Hints have always been one of the core features databases offer to influence various options like join order, method or index to use. Spanner supports many such hint, in this blog we will discuss on LOCK_SCANNED_RANGES hint. Acquiring exclusive locks is needed for transactions that upgrade locks from shared to exclusive within a transaction or have observed high write contention and abort of transaction scenarios.
lock_scanned_ranges hint helps us acquire exclusive locks on rows as part of select and releases once transaction is complete. lock_scanned_ranges have some important considerations to be aware of, before implementing it.
Let’s get into action and understand it better, will our sample. Table tblsample with some dummy records and using lock_scanned_rows on NAME filter.
CREATE TABLE tblsample (
ID INT64 NOT NULL,
NAME STRING(44) NOT NULL,
TYPE STRING(44) NOT NULL,
CREATED_DATE TIMESTAMP,
MODIFIED_DATE TIMESTAMP
)PRIMARY KEY(ID);INSERT INTO tblsample (ID,NAME, TYPE, CREATED_DATE)
SELECT *
FROM UNNEST ([(1,'APPLE', 'FRUIT', CURRENT_TIMESTAMP),
(2,'CAR', 'VEHICLE', CURRENT_TIMESTAMP),
(3,'MANGO', 'FRUIT', CURRENT_TIMESTAMP),
(4,'BANANA', 'FRUIT', CURRENT_TIMESTAMP),
(5,'CRICKET', 'SPORTS', CURRENT_TIMESTAMP),
(6,'FOOTBALL', 'SPORTS', CURRENT_TIMESTAMP),
(7,'POTATO', 'VEGETABLE', CURRENT_TIMESTAMP),
(8,'KIWI', 'FRUIT', CURRENT_TIMESTAMP)
]);
We will use spanner-cli for connecting to Spanner and execute our sample queries.
Using lock_scanned_ranges, we will implement exclusives locks on concerned rows and block exclusive access on rows for another session.
In session1, we acquire exclusive lock using sql with filter name=’apple’ that returned only one row. In session 2, we are trying to acquire locks but with different filter name=’mango’ that would also return only 1 rows but it is waiting to acquire lock.
To understand why session 2 was not able to acquire a lock, we can look into the execution plan and build our observations.
Highlighting some key observations based on execution plan and lock_scanned_ranges hint.
Access pattern on table tblsample is Full scan due to no index on NAME column
Rows scanned(8 row) is high as compared on rows returned(1 row)
lock_scanned_ranges as name implies, is not based on rows returned but based on rows scanned.
It’s important to design optimal access patterns to minimize rows scanned, primarily when using lock_scanned_ranges hints. Scanning rows not getting returns can create hot lock contention and impact scaling due to row locks on scanned rows.
Let’s go ahead and create a secondary index on the name column for our sample table.

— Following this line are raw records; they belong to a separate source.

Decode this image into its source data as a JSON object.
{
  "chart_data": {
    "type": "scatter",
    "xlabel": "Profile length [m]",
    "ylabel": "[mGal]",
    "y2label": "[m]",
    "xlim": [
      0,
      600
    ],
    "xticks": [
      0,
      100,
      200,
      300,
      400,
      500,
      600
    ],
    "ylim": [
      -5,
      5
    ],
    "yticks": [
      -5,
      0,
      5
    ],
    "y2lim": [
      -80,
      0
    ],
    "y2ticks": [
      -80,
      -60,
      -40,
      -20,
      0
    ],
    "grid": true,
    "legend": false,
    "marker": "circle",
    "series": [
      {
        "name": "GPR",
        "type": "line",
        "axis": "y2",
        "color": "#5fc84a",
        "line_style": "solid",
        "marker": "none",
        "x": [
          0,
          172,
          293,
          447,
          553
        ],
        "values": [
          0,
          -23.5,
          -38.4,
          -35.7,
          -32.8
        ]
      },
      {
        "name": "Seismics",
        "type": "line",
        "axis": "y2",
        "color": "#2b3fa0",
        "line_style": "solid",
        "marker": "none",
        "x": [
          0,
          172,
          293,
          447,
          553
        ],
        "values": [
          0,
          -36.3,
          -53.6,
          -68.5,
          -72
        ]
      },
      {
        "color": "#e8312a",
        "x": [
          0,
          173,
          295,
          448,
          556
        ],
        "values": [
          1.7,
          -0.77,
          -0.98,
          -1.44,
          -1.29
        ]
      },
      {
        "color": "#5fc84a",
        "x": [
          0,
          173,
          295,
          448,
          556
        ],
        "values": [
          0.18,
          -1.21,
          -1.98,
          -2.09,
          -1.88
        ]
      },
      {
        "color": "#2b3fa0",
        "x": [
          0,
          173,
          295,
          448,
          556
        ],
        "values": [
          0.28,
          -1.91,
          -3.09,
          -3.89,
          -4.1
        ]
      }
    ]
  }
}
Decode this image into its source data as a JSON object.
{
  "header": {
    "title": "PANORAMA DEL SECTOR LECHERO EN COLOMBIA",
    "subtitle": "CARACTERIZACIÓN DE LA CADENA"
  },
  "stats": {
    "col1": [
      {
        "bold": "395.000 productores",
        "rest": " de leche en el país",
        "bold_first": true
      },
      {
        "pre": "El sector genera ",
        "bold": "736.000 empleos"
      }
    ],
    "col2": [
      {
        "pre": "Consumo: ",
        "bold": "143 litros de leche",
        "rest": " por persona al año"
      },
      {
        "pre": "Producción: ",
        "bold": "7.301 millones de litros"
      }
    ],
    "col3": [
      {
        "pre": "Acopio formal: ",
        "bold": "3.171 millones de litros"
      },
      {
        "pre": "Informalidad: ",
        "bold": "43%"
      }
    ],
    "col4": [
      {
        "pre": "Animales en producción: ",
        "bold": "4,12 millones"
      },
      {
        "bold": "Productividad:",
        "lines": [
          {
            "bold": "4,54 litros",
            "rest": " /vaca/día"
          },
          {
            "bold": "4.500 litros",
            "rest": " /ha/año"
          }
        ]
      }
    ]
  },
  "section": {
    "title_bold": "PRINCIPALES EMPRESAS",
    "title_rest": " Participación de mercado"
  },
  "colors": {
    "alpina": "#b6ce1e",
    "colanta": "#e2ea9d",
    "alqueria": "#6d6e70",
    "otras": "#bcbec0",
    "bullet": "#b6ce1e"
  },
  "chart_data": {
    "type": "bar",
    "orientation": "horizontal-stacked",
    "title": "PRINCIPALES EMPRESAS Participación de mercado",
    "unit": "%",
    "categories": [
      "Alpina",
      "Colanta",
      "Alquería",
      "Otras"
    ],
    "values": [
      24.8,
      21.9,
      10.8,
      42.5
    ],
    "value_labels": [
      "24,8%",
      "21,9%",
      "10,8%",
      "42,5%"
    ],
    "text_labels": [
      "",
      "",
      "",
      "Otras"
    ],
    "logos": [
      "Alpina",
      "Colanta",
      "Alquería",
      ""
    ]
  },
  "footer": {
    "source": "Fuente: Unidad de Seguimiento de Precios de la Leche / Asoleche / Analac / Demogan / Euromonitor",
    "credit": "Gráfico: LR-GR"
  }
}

spanner-session1>create index idx_test1 on tblsample(NAME);
Query OK, 0 rows affected (15.86 sec)
Now if we retry previous scenario, In session1, we acquire exclusive locks using sql with filter name=’apple’ that return only one row. In session 2, we are trying to acquire locks but with different filter name=’mango’ that will return only 1 rows and lock will be succeed.
Due to new index, rows scanned are reduced to only filtered rows and if another session needs to lock on other rows it will be successful.
Conclusion
Using lock_scanned_ranges for exclusive locks needs to be driven by a detailed understanding of the rows scanned and underlying access patterns within the execution plan. It should be used on Filters having index access pattern to minimize rows scanned.